Since insulin levels and glucose concentrations are the only measurements needed to calculate HOMA-IR and HOMA-B, they have become the most widely used surrogate indicators, providing valuable insights into insulin resistance, b-cell function, and glucose metabolism [26, 31, 32]. However, in our findings, these were not good criteria for predicting the incidence of diabetes/pre-diabetes, emphasizing that HOMA should not be considered exclusively in the framework of clinical practice. Using other clinical features of subjects or indices such as triglyceride-glucose index [33], which has been shown that are important in predicting metabolic syndrome alongside HOMA-B/HOMA-IR, could help to decide more precisely for individuals concerning the prediction of pre-diabetes/diabetes in the future. Nonetheless, significant differences in insulin levels have been reported between different populations and ethnicities [34], and further research may be needed to re-evaluate our findings in other populations.

This study has some limitations and benefits. The main limitation of this study is the inability to use more precise methods to measure insulin resistance and its secretion (such as the clamp technique). Other limitations include the lack of information on HbA1C and missing participants during the study. Although the technique used in this study for measuring insulin (Electrochemical Luminescence) is currently one of the most precise methods, since there is no reference method for measuring insulin and the results of insulin measurement by different methods can vary up to 2 times, the method of insulin measurement should be considered while using the results [35].

The advantages of this study are as follows: It is the only study that evaluated the HOMA-IR cut-off point to predict the incidence of pre-diabetes. This study was performed in a high sample size and is the only study that prospectively investigates the association between changes in HOMA-B and HOMA-IR with the incidence of diabetes and pre-diabetes subtypes. In this study, the data analysis was performed using a multinomial logistic regression method, suitable for investigating the concurrent relationship between HOMA-B and HOMA-IR with several outcomes (iIFG, iIGT, CGI, and DM). This method seems to be more appropriate for investigating this relationship than the COX method used in the previous study.

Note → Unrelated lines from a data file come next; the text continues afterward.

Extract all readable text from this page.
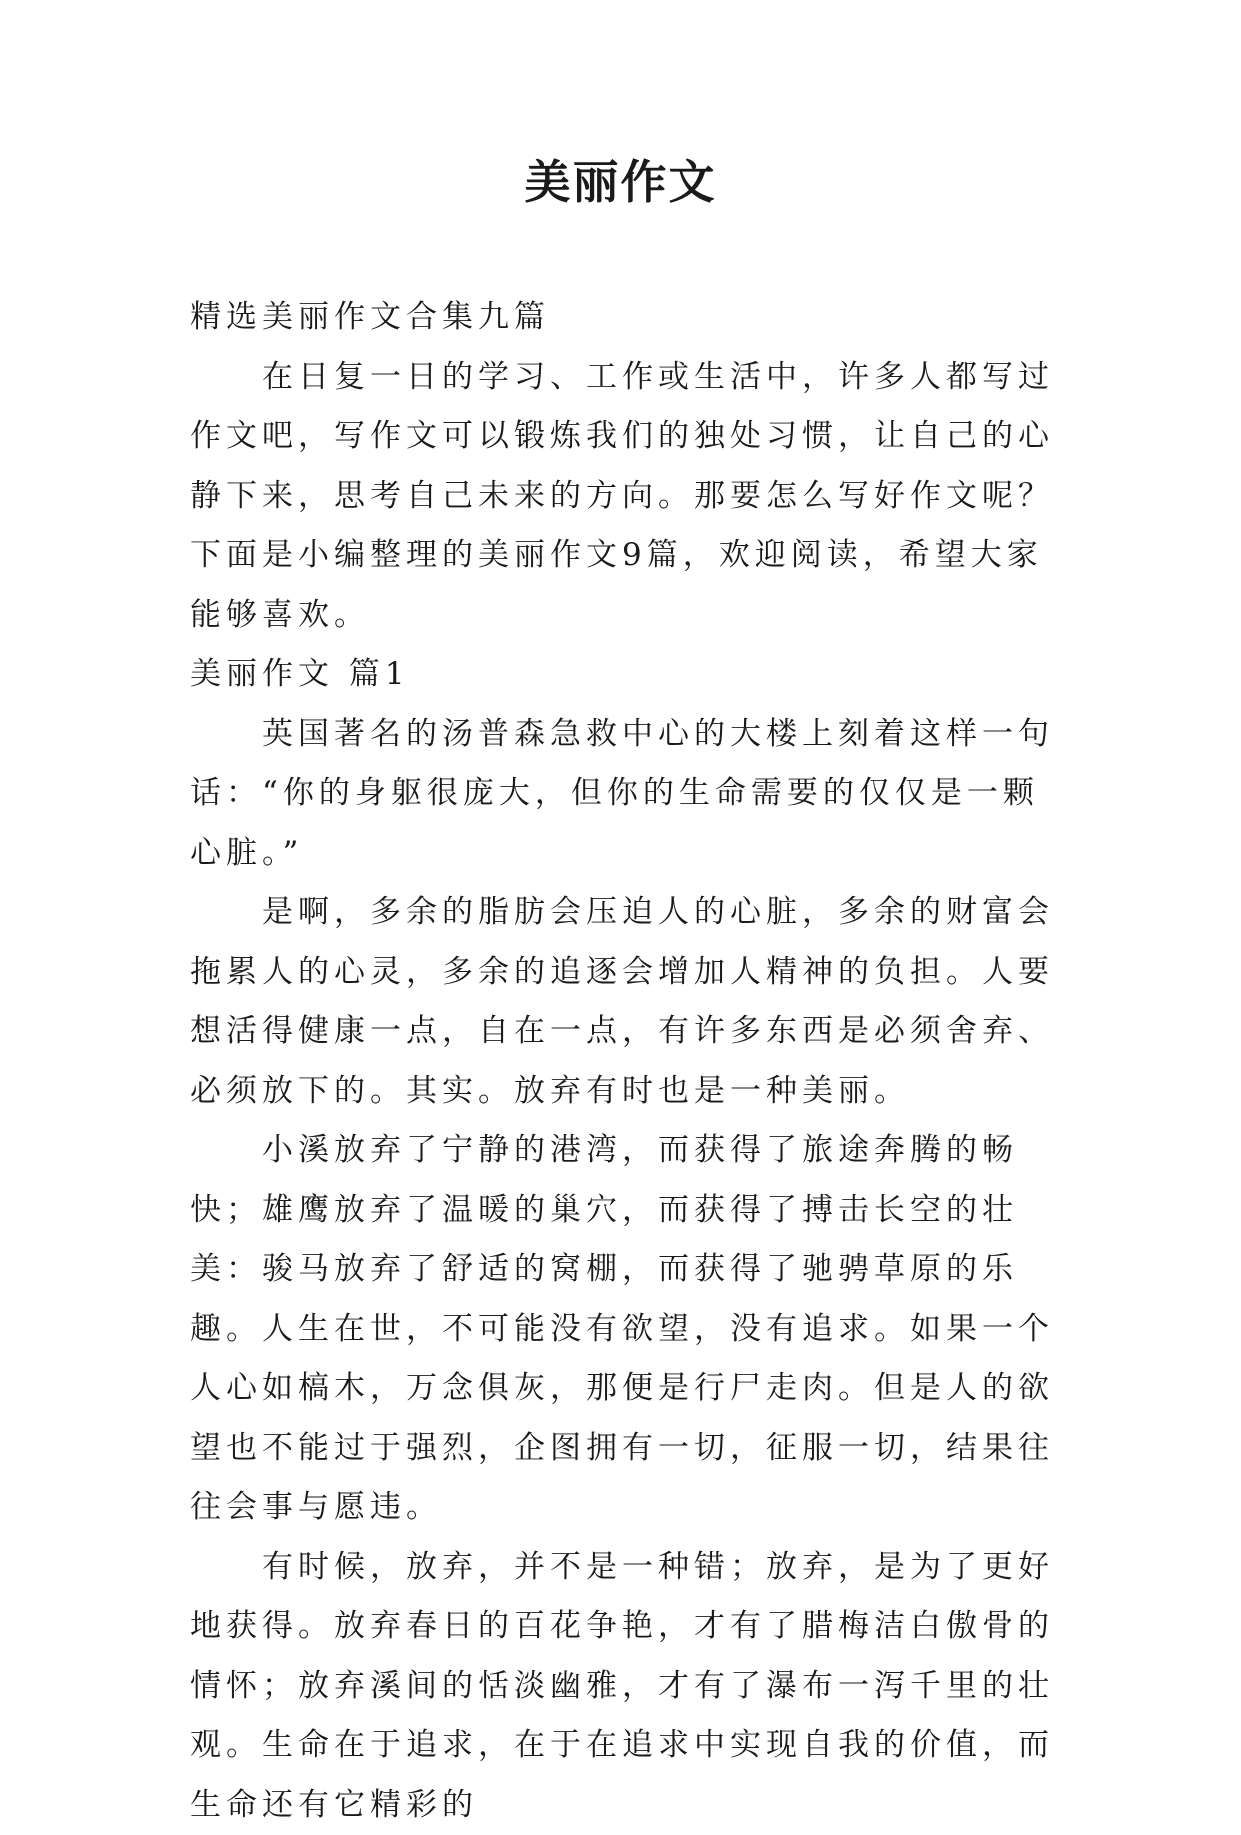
美丽作文

精选美丽作文合集九篇

在日复一日的学习、工作或生活中，许多人都写过作文吧，写作文可以锻炼我们的独处习惯，让自己的心静下来，思考自己未来的方向。那要怎么写好作文呢？下面是小编整理的美丽作文9篇，欢迎阅读，希望大家能够喜欢。

美丽作文 篇1

英国著名的汤普森急救中心的大楼上刻着这样一句话：“你的身躯很庞大，但你的生命需要的仅仅是一颗心脏。”

是啊，多余的脂肪会压迫人的心脏，多余的财富会拖累人的心灵，多余的追逐会增加人精神的负担。人要想活得健康一点，自在一点，有许多东西是必须舍弃、必须放下的。其实。放弃有时也是一种美丽。

小溪放弃了宁静的港湾，而获得了旅途奔腾的畅快；雄鹰放弃了温暖的巢穴，而获得了搏击长空的壮美：骏马放弃了舒适的窝棚，而获得了驰骋草原的乐趣。人生在世，不可能没有欲望，没有追求。如果一个人心如槁木，万念俱灰，那便是行尸走肉。但是人的欲望也不能过于强烈，企图拥有一切，征服一切，结果往往会事与愿违。

有时候，放弃，并不是一种错；放弃，是为了更好地获得。放弃春日的百花争艳，才有了腊梅洁白傲骨的情怀；放弃溪间的恬淡幽雅，才有了瀑布一泻千里的壮观。生命在于追求，在于在追求中实现自我的价值，而生命还有它精彩的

In conclusion, this study showed that increased HOMA-IR in normoglycemic individuals is associated with increased incidence of pre-diabetes in both iIFG and iIGT subtypes, while increased HOMA-B leads to a higher risk of develo** iIGT and lower risk of iIFG. There was no significant difference between the incidence of iIGT and iIFG with increased HOMA-IR. Based on the results of this study, it seems that cut-off points of HOMA-IR and HOMA-B are not suitable criteria for predicting the incidence of pre-diabetes.